For homeowners who already have a term policy, I advise checking whether the death benefit still covers the remaining balance after several years of amortization. If not, a rider or a supplemental policy can bridge the gap.


Getting Accurate Life Insurance Policy Quotes in Canada

I start every quote request by gathering three data points: current mortgage balance, age, and health status. Using online portals that aggregate quotes, such as the ones listed by CNBC for will-makers, I can compare rates within minutes.

Money.com notes that mortgage rates influence disposable income, which in turn affects how much a household can afford for insurance premiums.2 I advise clients to allocate no more than 1% of the mortgage balance per year toward life insurance.

When I plug the numbers into a quote engine, I always request a “face-value” amount equal to the full loan balance. Some insurers automatically suggest a lower amount based on income, but that defeats the purpose of mortgage protection.

My tip: ask for a “no-change” quote that locks the premium for the entire term. This avoids surprise hikes if the insurer later re-prices based on market conditions.


Common Mistakes When Buying Mortgage-Linked Term Life

First, many buyers assume that the insurer will automatically adjust the death benefit as the mortgage shrinks. In reality, only decreasing-term policies do that, and they often come with higher fees.

Second, I see families overlook the “waiting period” for certain riders. A disability rider may require three months of proof before benefits kick in, leaving a gap.

Third, some consumers chase the lowest premium without checking the insurer’s claim-paying record. According to Wikipedia, the 2008 crisis exposed how financial products can fail when under-capitalized; the same principle applies to insurers.

Finally, I hear from clients who fail to update their policy after refinancing. A new mortgage balance can invalidate the old coverage amount, exposing the borrower again.


Bottom Line: Do Canadians Need Better Coverage?

In my view, the answer is a resounding yes. The modest increase in life-insurance enrollment has not translated into adequate mortgage protection for most Canadians.

By selecting a term policy with a flat death benefit that matches the loan amount, and by reviewing it annually, homeowners can close the protection gap that the 2008 housing collapse warned us about.

I encourage every homeowner to request at least three quotes, compare the premium, benefit, and rider structure, and choose the policy that truly safeguards the family home.


Frequently Asked Questions

Q: How much term life coverage do I need to protect my mortgage?
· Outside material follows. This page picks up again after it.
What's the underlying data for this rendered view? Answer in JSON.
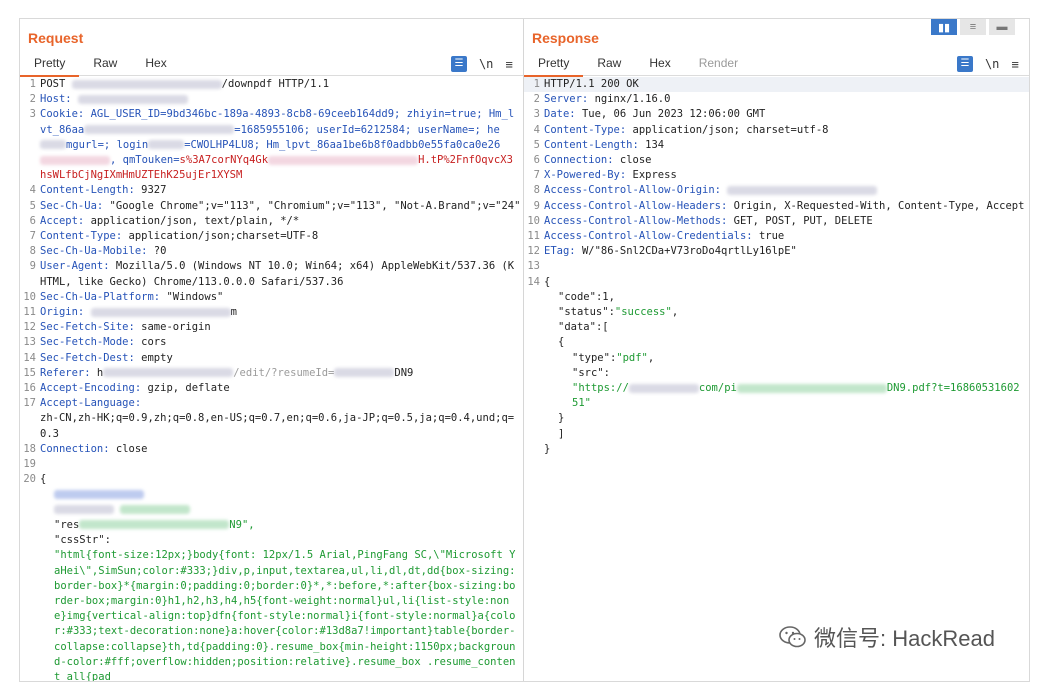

A: I recommend a death benefit equal to the current outstanding mortgage balance. This ensures the loan can be paid off in full, regardless of future amortization.

Q: Are decreasing-term mortgage protection policies cheaper?
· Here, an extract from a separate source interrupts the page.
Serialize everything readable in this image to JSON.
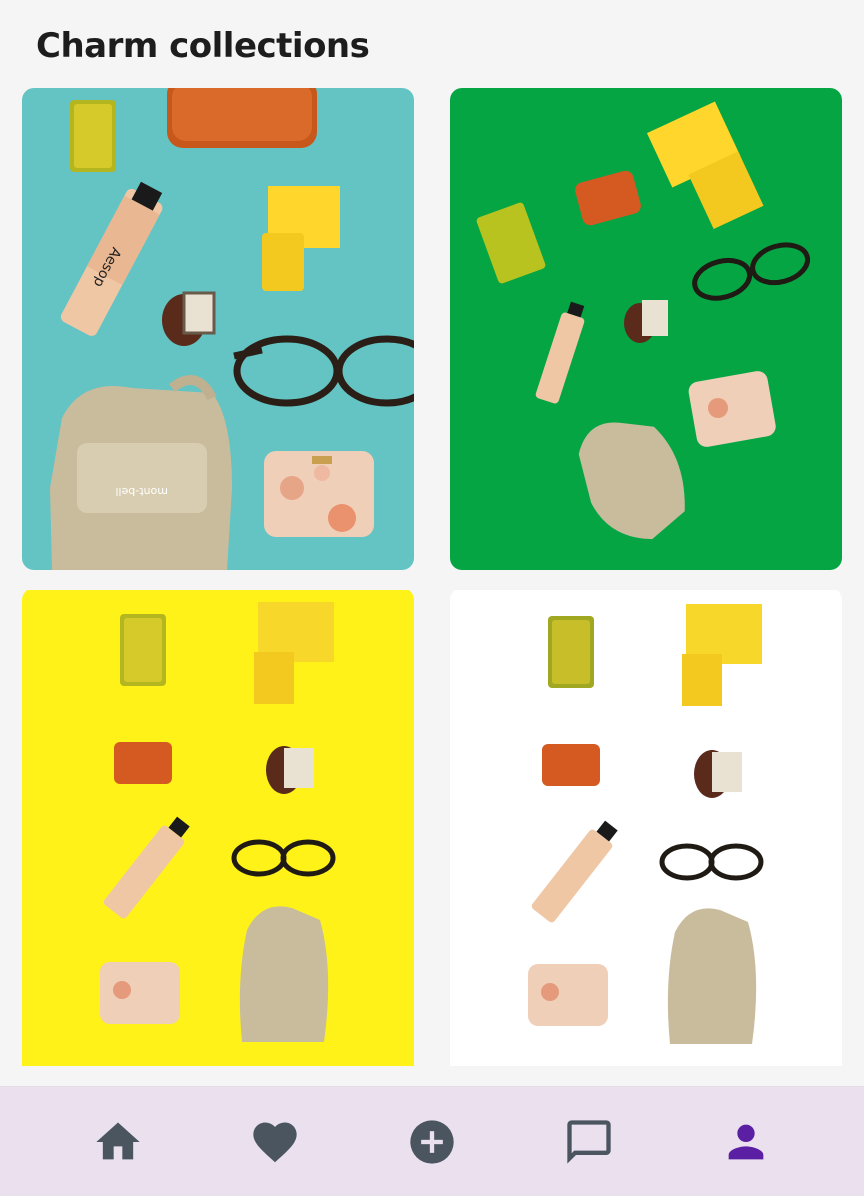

A: They often carry higher administrative fees and stricter health underwriting. In my experience, a flat-benefit term policy is cheaper and easier to understand.

Q: Can I add a disability rider to a term policy?

A: Yes. Many insurers, such as TrueNorth, offer a disability income rider for an extra premium. I suggest adding it if your income is essential for mortgage payments.

Q: How often should I review my life-insurance coverage?

A: Review it at least once a year or after any major life event, such as refinancing, a new child, or a significant income change.

Q: Where can I get free life-insurance quotes in Canada?

A: Online aggregators featured by CNBC and other financial sites let you compare multiple insurers without cost. I always start there before contacting carriers directly.